Where a safer surface cannot be provided, engineering controls can be utilised which include:
- A ‘work positioning’ system where the worker is restrained and prevented from reaching an unguarded edge. These consists of a lanyard, a lifeline or a safety harness.
- A fall arrest system to prevent or reduce the severity of injury if a fall does occur. Examples include catch platforms, industrial safety nets, a lifeline, harness and rope grabs
Personal Protective Equipment
Individual fall arrest systems are classified as Personal Protective Equipment (PPE) and includes lanyard, a lifeline or a safety harness.

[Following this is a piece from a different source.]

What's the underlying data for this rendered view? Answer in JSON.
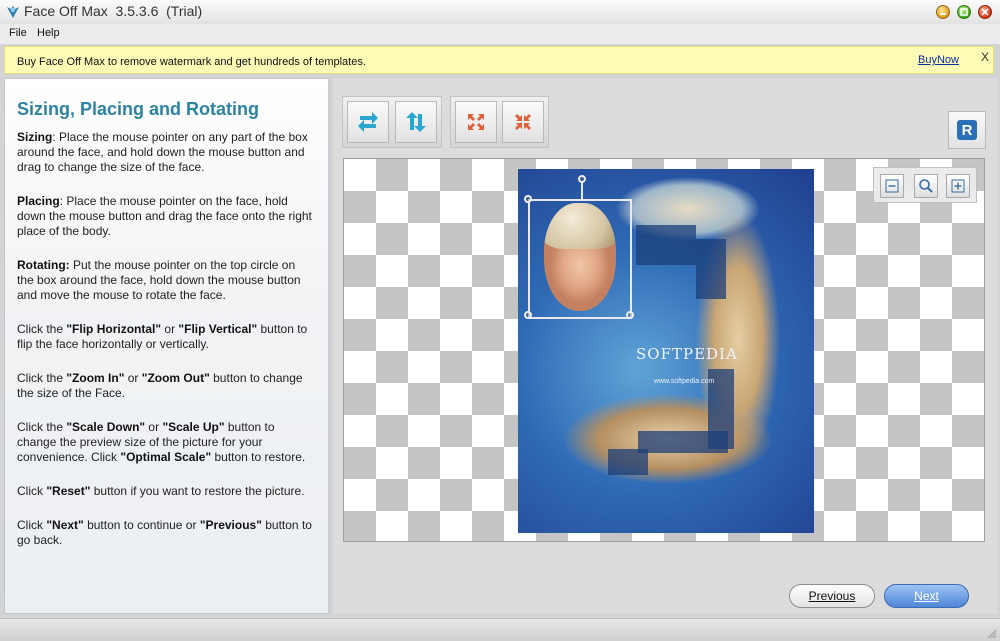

PPE should be used only when other means of providing fall protection (such as scaffold, guardrails and elevated work platforms) have been considered and are not practicable.
Getting your workers onboard to work safely
Worker consultation is crucial during the start of the project, to allow sharing of information, giving workers reasonable opportunity to express views and participate in decision making about health and safety matters which will assist in reducing work related injuries.
You must ensure that information, training and instructions are provided to workers exposed to potential falls from working at heights, which should include:
- The site specific hazards and risks associated with work performed at heights
- How to follow safety procedures associated with this work, including the contents of any SWMS
- The reasons fall protection measures have been put in place and how to use them correctly
- The proper use, wearing, storage and maintenance of PPE
- Information and training of procedures for emergency and rescue
Employers have responsibilities under work health and safety laws to ensure that falls hazards in the workplace are managed and controlled, especially in the construction industry where working at heights is inherent. Safe working at heights requires thinking outside the box, as well as putting processes in place which can be rigorous and does not come naturally. But all these efforts should be priceless if we remember that worker injuries should never be a cost of doing business.
- Safe Work Australia, “Key WHS Statistics Australia 2021”, safeworkaustralia.gov.au, accessed 24 Feb 2022.
- SafeWork NSW, “Incident Information Releases – Construction”, safework.nsw.gov.au, accessed 24 February 2022.